After that, perhaps the most hotly contested ingredient is the type of alcohol used for the sauce. Schwartz of New York City has a recipe for Chicken Francese on his Web site that calls for dry white vermouth.
Locally, the tug of war is between an assertive sherry (the Cianciola brothers swear by Widmer brand) and more subtle dry white wine (Whitey Proietti of Proietti's, insists Chablis is the only way to go).
The intensity of lemon also varies, with those who especially savor citrus adding zest to the eggs, sauce or flour.
"The blend of lemon, butter and wine has to be just right," says Gail Butler, who fancies a French that's light on the lemon and sherry. So far, the 61-year-old Greece teaching assistant has found only two places that fit the bill: Roncone's on East Avenue and Davinci Restaurant in Greece.
Chicken French fanatic Peggi Fournier of Rochester orders the dish anywhere she can. Her litmus test for separating a fair French from a truly fine one?
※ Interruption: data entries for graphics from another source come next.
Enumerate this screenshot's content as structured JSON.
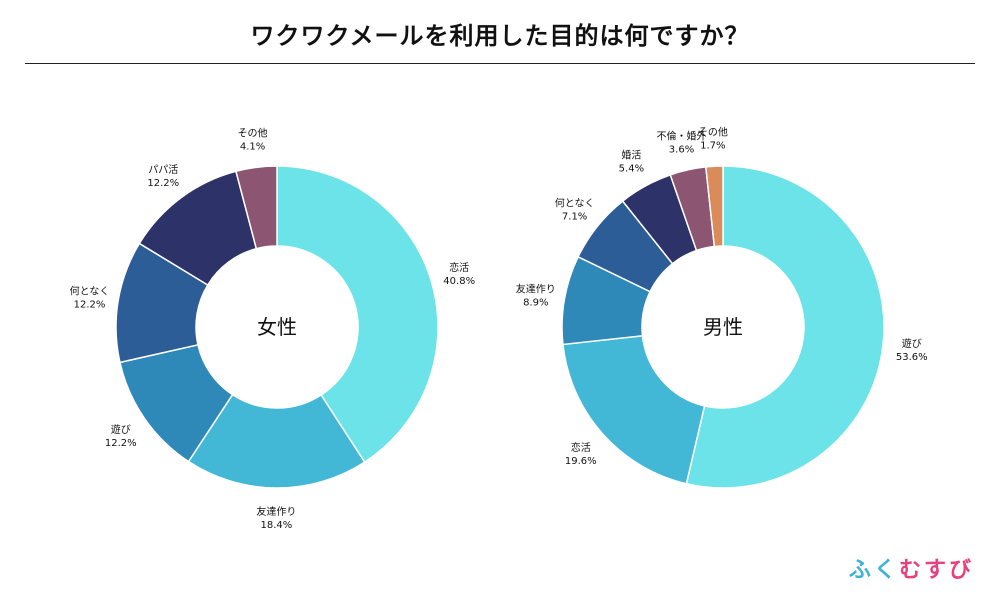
{
  "title": "ワクワクメールを利用した目的は何ですか？",
  "brand": {
    "parts": [
      {
        "text": "ふ",
        "color": "#3bb3d9"
      },
      {
        "text": "く",
        "color": "#3bb3d9"
      },
      {
        "text": "む",
        "color": "#e8407e"
      },
      {
        "text": "す",
        "color": "#e8407e"
      },
      {
        "text": "び",
        "color": "#e8407e"
      }
    ]
  },
  "chart_data": [
    {
      "type": "pie",
      "center_label": "女性",
      "slices": [
        {
          "label": "恋活",
          "value": 40.8,
          "value_text": "40.8%",
          "color": "#6be3e8"
        },
        {
          "label": "友達作り",
          "value": 18.4,
          "value_text": "18.4%",
          "color": "#42b8d6"
        },
        {
          "label": "遊び",
          "value": 12.2,
          "value_text": "12.2%",
          "color": "#2e88b8"
        },
        {
          "label": "何となく",
          "value": 12.2,
          "value_text": "12.2%",
          "color": "#2d5d96"
        },
        {
          "label": "パパ活",
          "value": 12.2,
          "value_text": "12.2%",
          "color": "#2d3269"
        },
        {
          "label": "その他",
          "value": 4.1,
          "value_text": "4.1%",
          "color": "#8c5572"
        }
      ]
    },
    {
      "type": "pie",
      "center_label": "男性",
      "slices": [
        {
          "label": "遊び",
          "value": 53.6,
          "value_text": "53.6%",
          "color": "#6be3e8"
        },
        {
          "label": "恋活",
          "value": 19.6,
          "value_text": "19.6%",
          "color": "#42b8d6"
        },
        {
          "label": "友達作り",
          "value": 8.9,
          "value_text": "8.9%",
          "color": "#2e88b8"
        },
        {
          "label": "何となく",
          "value": 7.1,
          "value_text": "7.1%",
          "color": "#2d5d96"
        },
        {
          "label": "婚活",
          "value": 5.4,
          "value_text": "5.4%",
          "color": "#2d3269"
        },
        {
          "label": "不倫・婚外",
          "value": 3.6,
          "value_text": "3.6%",
          "color": "#8c5572"
        },
        {
          "label": "その他",
          "value": 1.7,
          "value_text": "1.7%",
          "color": "#d98c5a"
        }
      ]
    }
  ]
}
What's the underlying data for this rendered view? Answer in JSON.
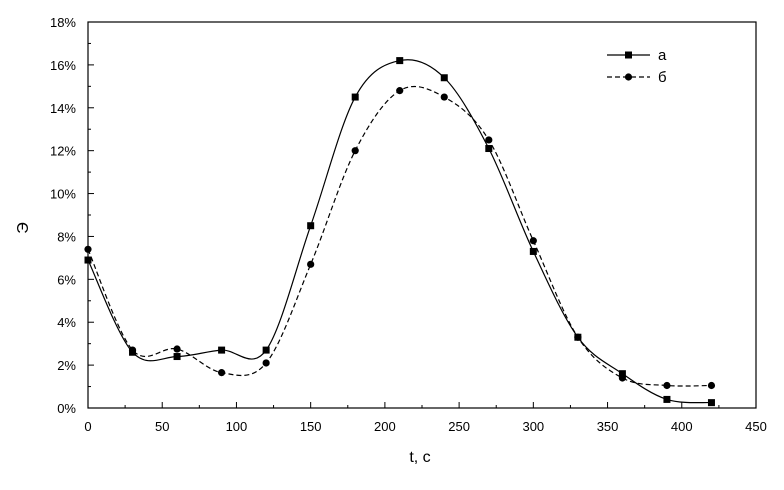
{
  "chart_data": {
    "type": "line",
    "xlabel": "t, c",
    "ylabel": "Э",
    "xlim": [
      0,
      450
    ],
    "ylim": [
      0,
      18
    ],
    "x_ticks": [
      0,
      50,
      100,
      150,
      200,
      250,
      300,
      350,
      400,
      450
    ],
    "y_ticks": [
      0,
      2,
      4,
      6,
      8,
      10,
      12,
      14,
      16,
      18
    ],
    "y_tick_labels": [
      "0%",
      "2%",
      "4%",
      "6%",
      "8%",
      "10%",
      "12%",
      "14%",
      "16%",
      "18%"
    ],
    "x_tick_labels": [
      "0",
      "50",
      "100",
      "150",
      "200",
      "250",
      "300",
      "350",
      "400",
      "450"
    ],
    "grid": false,
    "legend_position": "top-right",
    "series": [
      {
        "name": "а",
        "marker": "square",
        "line_style": "solid",
        "color": "#000000",
        "x": [
          0,
          30,
          60,
          90,
          120,
          150,
          180,
          210,
          240,
          270,
          300,
          330,
          360,
          390,
          420
        ],
        "y": [
          6.9,
          2.6,
          2.4,
          2.7,
          2.7,
          8.5,
          14.5,
          16.2,
          15.4,
          12.1,
          7.3,
          3.3,
          1.6,
          0.4,
          0.25
        ]
      },
      {
        "name": "б",
        "marker": "circle",
        "line_style": "dashed",
        "color": "#000000",
        "x": [
          0,
          30,
          60,
          90,
          120,
          150,
          180,
          210,
          240,
          270,
          300,
          330,
          360,
          390,
          420
        ],
        "y": [
          7.4,
          2.7,
          2.75,
          1.65,
          2.1,
          6.7,
          12.0,
          14.8,
          14.5,
          12.5,
          7.8,
          3.3,
          1.4,
          1.05,
          1.05
        ]
      }
    ]
  }
}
Refrigerated French leftovers with a greasy, congealed sauce, a clear indication that the chef was too heavy-handed with the butter.
"It's good if they can make a really tasty dish without resorting to butter," says Fournier, 54. She and husband Paul Dodd post informal restaurant reviews of area Italian restaurants on their Web site, www.therefrigerator.net.
Makers of chicken French have additional criteria. Nate Cianciola believes the meat must be tender enough to eat with just a fork.
Dennis Verni, co-owner of the 56-year-old Northside Inn in East Rochester, shuns overly thin cutlets. "It has to be thick enough so the juices get sucked into the chicken."
Many restaurant owners are loath to part with their chicken French recipes. Not Proietti. For years, he's been teaching the dish at Saturday night cooking classes.
According to the Webster restaurateur, the biggest problem is that the egg batter falls off in the frying pan. The culprit is either an egg mixture that is too thin or oil that is not hot enough, which causes the chicken to stick.
Still, says the self-proclaimed chicken French guru, there's no reason to chicken out on trying to French at home.
"It's not rocket science. It really isn't."